Hoje, aposentado, aos 83 anos, relembra que foi no boca-a-boca da cidade que o jovem Eurípedes se sentiu motivado a ir até a nova capital.

“A gente tinha vizinho que ia trabalhar em Brasília e quando vinham visitar a família comentavam, foi um amigo que me convidou pra vir pra cá, aí eu vim com ele”.  

Sonho na década de 1950

O sonho de se mudar para a nova capital era algo que a maior parte dos brasileiros tinham em mente. Em 1957, chegaram os primeiros trabalhadores, chamados de candangos, atraídos pela chance de um novo começo.

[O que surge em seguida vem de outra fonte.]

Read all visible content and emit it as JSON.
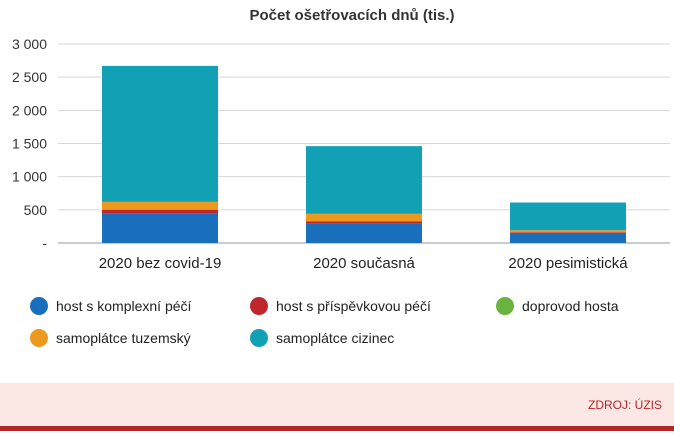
{
  "chart_data": {
    "type": "bar",
    "stacked": true,
    "title": "Počet ošetřovacích dnů (tis.)",
    "categories": [
      "2020 bez covid-19",
      "2020 současná",
      "2020 pesimistická"
    ],
    "series": [
      {
        "name": "host s komplexní péčí",
        "color": "#1a6fbd",
        "values": [
          450,
          290,
          150
        ]
      },
      {
        "name": "host s příspěvkovou péčí",
        "color": "#c0272d",
        "values": [
          50,
          35,
          10
        ]
      },
      {
        "name": "doprovod hosta",
        "color": "#6ab33e",
        "values": [
          5,
          5,
          2
        ]
      },
      {
        "name": "samoplátce tuzemský",
        "color": "#ec9a1e",
        "values": [
          115,
          110,
          30
        ]
      },
      {
        "name": "samoplátce cizinec",
        "color": "#12a0b5",
        "values": [
          2050,
          1020,
          418
        ]
      }
    ],
    "ylim": [
      0,
      3000
    ],
    "yticks": [
      0,
      500,
      1000,
      1500,
      2000,
      2500,
      3000
    ],
    "ytick_labels": [
      "-",
      "500",
      "1 000",
      "1 500",
      "2 000",
      "2 500",
      "3 000"
    ],
    "grid": true,
    "legend_position": "bottom"
  },
  "footer": {
    "source": "ZDROJ: ÚZIS"
  }
}
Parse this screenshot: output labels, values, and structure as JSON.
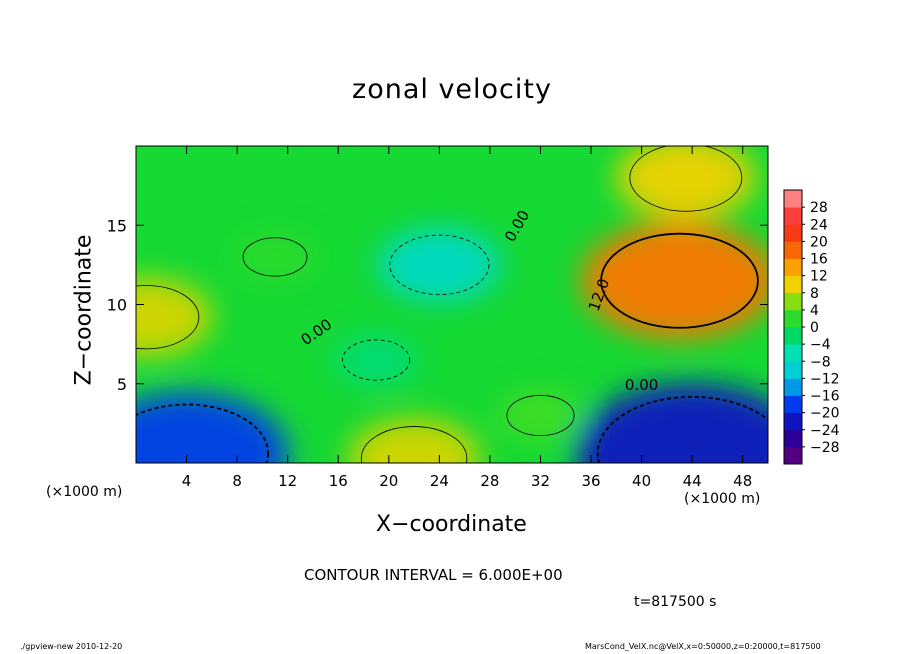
{
  "chart_data": {
    "type": "heatmap",
    "title": "zonal velocity",
    "xlabel": "X−coordinate",
    "ylabel": "Z−coordinate",
    "x_unit_label": "(×1000 m)",
    "xlim": [
      0,
      50
    ],
    "ylim": [
      0,
      20
    ],
    "x_ticks": [
      4,
      8,
      12,
      16,
      20,
      24,
      28,
      32,
      36,
      40,
      44,
      48
    ],
    "x_tick_labels": [
      "4",
      "8",
      "12",
      "16",
      "20",
      "24",
      "28",
      "32",
      "36",
      "40",
      "44",
      "48"
    ],
    "y_ticks": [
      5,
      10,
      15
    ],
    "y_tick_labels": [
      "5",
      "10",
      "15"
    ],
    "colorbar_levels": [
      -30,
      -28,
      -24,
      -20,
      -16,
      -12,
      -8,
      -4,
      0,
      4,
      8,
      12,
      16,
      20,
      24,
      28,
      30
    ],
    "colorbar_labels": [
      "28",
      "24",
      "20",
      "16",
      "12",
      "8",
      "4",
      "0",
      "−4",
      "−8",
      "−12",
      "−16",
      "−20",
      "−24",
      "−28"
    ],
    "colorbar_values": [
      28,
      24,
      20,
      16,
      12,
      8,
      4,
      0,
      -4,
      -8,
      -12,
      -16,
      -20,
      -24,
      -28
    ],
    "features": [
      {
        "x": 43,
        "z": 11.5,
        "value": 17
      },
      {
        "x": 43.5,
        "z": 18,
        "value": 10
      },
      {
        "x": 0.8,
        "z": 9.2,
        "value": 9
      },
      {
        "x": 22,
        "z": 0.3,
        "value": 9
      },
      {
        "x": 24,
        "z": 12.5,
        "value": -8
      },
      {
        "x": 19,
        "z": 6.5,
        "value": -3
      },
      {
        "x": 4,
        "z": 0.6,
        "value": -18
      },
      {
        "x": 44,
        "z": 0.6,
        "value": -22
      },
      {
        "x": 11,
        "z": 13,
        "value": 2
      },
      {
        "x": 32,
        "z": 3,
        "value": 3
      }
    ],
    "base_value": 1,
    "contour_labels": [
      "0.00",
      "0.00",
      "12.0",
      "0.00"
    ],
    "contour_interval_text": "CONTOUR INTERVAL = 6.000E+00"
  },
  "annotations": {
    "time": "t=817500 s",
    "footer_left": "./gpview-new  2010-12-20",
    "footer_right": "MarsCond_VelX.nc@VelX,x=0:50000,z=0:20000,t=817500"
  }
}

Segundo divulgou o site do governo, foram 256 os primeiros migrantes e em sua maioria nascidos no Norte e no Nordeste do país. 

Retirantes chegam para trabalhar na construção da nova capital, em janeiro de 1958. Foto: Arquivo Público do DF

Com a intenção de ter melhores condições de vida, muitos trabalhadores de diferentes Estados partiram em direção ao Centro-Oeste. O aumento de migrantes na região cresceu rapidamente, a demanda por comércio, serviço e infraestrutura crescia na mesma proporção.

Em 1969, Brasília tinha nove anos desde a sua inauguração, naquela época o favelamento já era um problema discutido pelo governo. 

O número chegava a 79.128 favelados, 14.607 moravam em barracos. Por esse motivo foi criada a Campanha de Erradicação das Invasões – CEI, projeto do então governador de Brasília, Hélio Prates, que iria transferir essa população para os arredores da capital, na região conhecida hoje como Ceilândia.

Atualmente Sol Nascente, região que até pouco tempo atrás fazia parte de Ceilândia, é considerada a maior favela do Brasil. Os mesmos que levantaram Brasília com as próprias mãos foram excluídos da população considerada nobre. 

O começo de tudo 

Eurípedes trabalhou durante três anos operando máquinas, em 1958 sua jornada como operário começou. Ele dormia em um acampamento de madeira. Os quartos eram ocupados por beliches que acomodavam os candangos e as refeições eram feitas na cantina em que a companhia oferecia.

O candango recorda que chegou até a cidade sem saber como operar as máquinas, começou como ajudante e foi fazendo amizade com um grupo de operadores em que passou a operar também.

As oportunidades eram poucas. Era na calada da noite quando a chefia não estava por perto que os amigos ensinaram Eurípedes a operar. 

Embora a construção fosse uma oportunidade melhor de trabalho do que a lavoura, muitas vezes a carga horária do trabalho passava de 20 horas, as horas de descanso eram escassas e a saudade da família frequente.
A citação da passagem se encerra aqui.